On Locating Paths in Compressed Tries
Abstract
In this paper, we consider the problem of compressing a trie while supporting the powerful locate queries: to return the pre-order identifiers of all nodes reached by a path labeled with a given query pattern. Our result builds on top of the XBWT tree transform of Ferragina et al. [FOCS 2005] and generalizes the r-index locate machinery of Gagie et al. [SODA 2018, JACM 2020] based on the run-length encoded Burrows-Wheeler transform (BWT). Our first contribution is to propose a suitable generalization of the run-length BWT to tries. We show that this natural generalization enjoys several of the useful properties of its counterpart on strings: in particular, the transform natively supports counting occurrences of a query pattern on the trie's paths and its size r captures the trie's repetitiveness and lower-bounds a natural notion of trie entropy.

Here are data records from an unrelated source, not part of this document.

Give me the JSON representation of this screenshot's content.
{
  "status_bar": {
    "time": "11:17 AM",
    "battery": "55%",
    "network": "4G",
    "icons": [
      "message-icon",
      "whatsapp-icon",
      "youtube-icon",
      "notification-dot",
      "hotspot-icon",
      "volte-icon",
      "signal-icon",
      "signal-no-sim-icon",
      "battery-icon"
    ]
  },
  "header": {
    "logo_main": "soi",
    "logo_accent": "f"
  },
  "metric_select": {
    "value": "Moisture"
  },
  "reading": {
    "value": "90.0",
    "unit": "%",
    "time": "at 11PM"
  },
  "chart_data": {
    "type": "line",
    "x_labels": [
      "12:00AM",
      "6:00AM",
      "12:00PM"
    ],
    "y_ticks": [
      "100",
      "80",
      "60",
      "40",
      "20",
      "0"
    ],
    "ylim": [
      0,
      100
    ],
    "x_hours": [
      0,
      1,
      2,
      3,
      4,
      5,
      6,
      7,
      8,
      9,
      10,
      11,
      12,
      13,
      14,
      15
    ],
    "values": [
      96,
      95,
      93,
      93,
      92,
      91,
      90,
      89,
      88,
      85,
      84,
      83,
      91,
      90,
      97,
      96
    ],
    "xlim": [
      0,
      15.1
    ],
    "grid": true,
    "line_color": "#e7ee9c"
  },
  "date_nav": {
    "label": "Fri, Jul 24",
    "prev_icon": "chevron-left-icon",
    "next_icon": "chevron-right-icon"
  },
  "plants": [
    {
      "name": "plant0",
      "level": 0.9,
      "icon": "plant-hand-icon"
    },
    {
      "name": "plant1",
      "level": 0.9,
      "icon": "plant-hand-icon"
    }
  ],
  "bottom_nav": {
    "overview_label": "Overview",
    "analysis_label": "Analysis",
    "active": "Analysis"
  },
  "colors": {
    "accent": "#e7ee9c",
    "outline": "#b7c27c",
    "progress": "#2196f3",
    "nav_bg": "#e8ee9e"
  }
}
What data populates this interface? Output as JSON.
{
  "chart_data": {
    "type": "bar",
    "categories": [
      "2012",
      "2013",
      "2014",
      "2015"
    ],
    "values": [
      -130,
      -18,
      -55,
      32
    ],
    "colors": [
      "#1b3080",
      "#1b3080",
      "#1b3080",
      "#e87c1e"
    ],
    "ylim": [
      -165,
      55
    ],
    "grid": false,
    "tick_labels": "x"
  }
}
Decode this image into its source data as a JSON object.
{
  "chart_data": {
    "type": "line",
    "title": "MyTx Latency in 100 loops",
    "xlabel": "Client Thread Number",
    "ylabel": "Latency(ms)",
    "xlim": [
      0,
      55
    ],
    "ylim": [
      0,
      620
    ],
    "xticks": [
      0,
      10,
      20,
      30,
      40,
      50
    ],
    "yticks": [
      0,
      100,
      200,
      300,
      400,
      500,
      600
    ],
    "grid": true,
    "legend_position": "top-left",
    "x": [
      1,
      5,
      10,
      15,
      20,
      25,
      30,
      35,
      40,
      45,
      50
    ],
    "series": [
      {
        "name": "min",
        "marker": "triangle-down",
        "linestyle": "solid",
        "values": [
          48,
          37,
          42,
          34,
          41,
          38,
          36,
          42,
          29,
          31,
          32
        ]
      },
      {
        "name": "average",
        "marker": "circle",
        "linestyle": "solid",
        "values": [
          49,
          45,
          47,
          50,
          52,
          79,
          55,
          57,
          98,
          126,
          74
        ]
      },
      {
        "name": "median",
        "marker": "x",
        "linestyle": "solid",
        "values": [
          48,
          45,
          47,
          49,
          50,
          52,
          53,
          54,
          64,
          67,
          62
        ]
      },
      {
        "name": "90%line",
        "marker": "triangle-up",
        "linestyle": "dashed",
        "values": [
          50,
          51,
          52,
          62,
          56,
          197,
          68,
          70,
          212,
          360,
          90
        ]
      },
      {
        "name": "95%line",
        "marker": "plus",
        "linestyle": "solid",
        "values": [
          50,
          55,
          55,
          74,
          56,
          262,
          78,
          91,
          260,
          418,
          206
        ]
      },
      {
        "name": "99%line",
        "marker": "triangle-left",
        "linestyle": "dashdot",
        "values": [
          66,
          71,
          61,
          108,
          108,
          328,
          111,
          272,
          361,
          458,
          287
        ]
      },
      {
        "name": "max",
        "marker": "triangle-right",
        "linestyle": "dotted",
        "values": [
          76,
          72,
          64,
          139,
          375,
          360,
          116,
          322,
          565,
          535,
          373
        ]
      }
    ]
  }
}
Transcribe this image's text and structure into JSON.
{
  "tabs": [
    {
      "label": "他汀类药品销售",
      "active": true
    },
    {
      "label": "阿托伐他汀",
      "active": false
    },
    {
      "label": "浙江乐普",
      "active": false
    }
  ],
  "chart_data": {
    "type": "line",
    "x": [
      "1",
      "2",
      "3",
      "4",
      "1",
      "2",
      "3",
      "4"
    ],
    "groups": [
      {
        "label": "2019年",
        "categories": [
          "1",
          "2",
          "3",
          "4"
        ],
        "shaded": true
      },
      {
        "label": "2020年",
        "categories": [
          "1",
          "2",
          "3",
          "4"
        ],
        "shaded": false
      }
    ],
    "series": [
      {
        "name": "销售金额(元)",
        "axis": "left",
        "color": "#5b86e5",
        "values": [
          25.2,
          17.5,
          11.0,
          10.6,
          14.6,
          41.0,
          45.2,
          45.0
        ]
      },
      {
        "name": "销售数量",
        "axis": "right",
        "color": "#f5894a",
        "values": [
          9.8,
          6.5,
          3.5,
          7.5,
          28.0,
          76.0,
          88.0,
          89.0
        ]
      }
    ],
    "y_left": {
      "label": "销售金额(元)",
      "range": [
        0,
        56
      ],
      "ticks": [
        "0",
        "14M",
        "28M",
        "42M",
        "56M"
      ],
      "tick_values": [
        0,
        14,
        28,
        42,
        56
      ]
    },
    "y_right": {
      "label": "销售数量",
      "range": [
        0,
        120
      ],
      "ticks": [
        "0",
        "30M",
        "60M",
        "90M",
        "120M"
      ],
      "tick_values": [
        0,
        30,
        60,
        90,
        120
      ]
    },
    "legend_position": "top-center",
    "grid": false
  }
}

Our main contribution is a much deeper insight into the combinatorial structure of this object. In detail, we show that a data structure of O(r n) + 2n + o(n) bits, where n is the number of nodes, allows locating the occ occurrences of a pattern of length m in nearly-optimal O(mσ + occ) time, where σ is the alphabet's size. Our solution consists in sampling O(r) nodes that can be used as "anchor points" during the locate process. Once obtained the pre-order identifier of the first pattern occurrence (in co-lexicographic order), we show that a constant number of constant-time jumps between those anchor points lead to the identifier of the next pattern occurrence, thus enabling locating in optimal O(1) time per occurrence.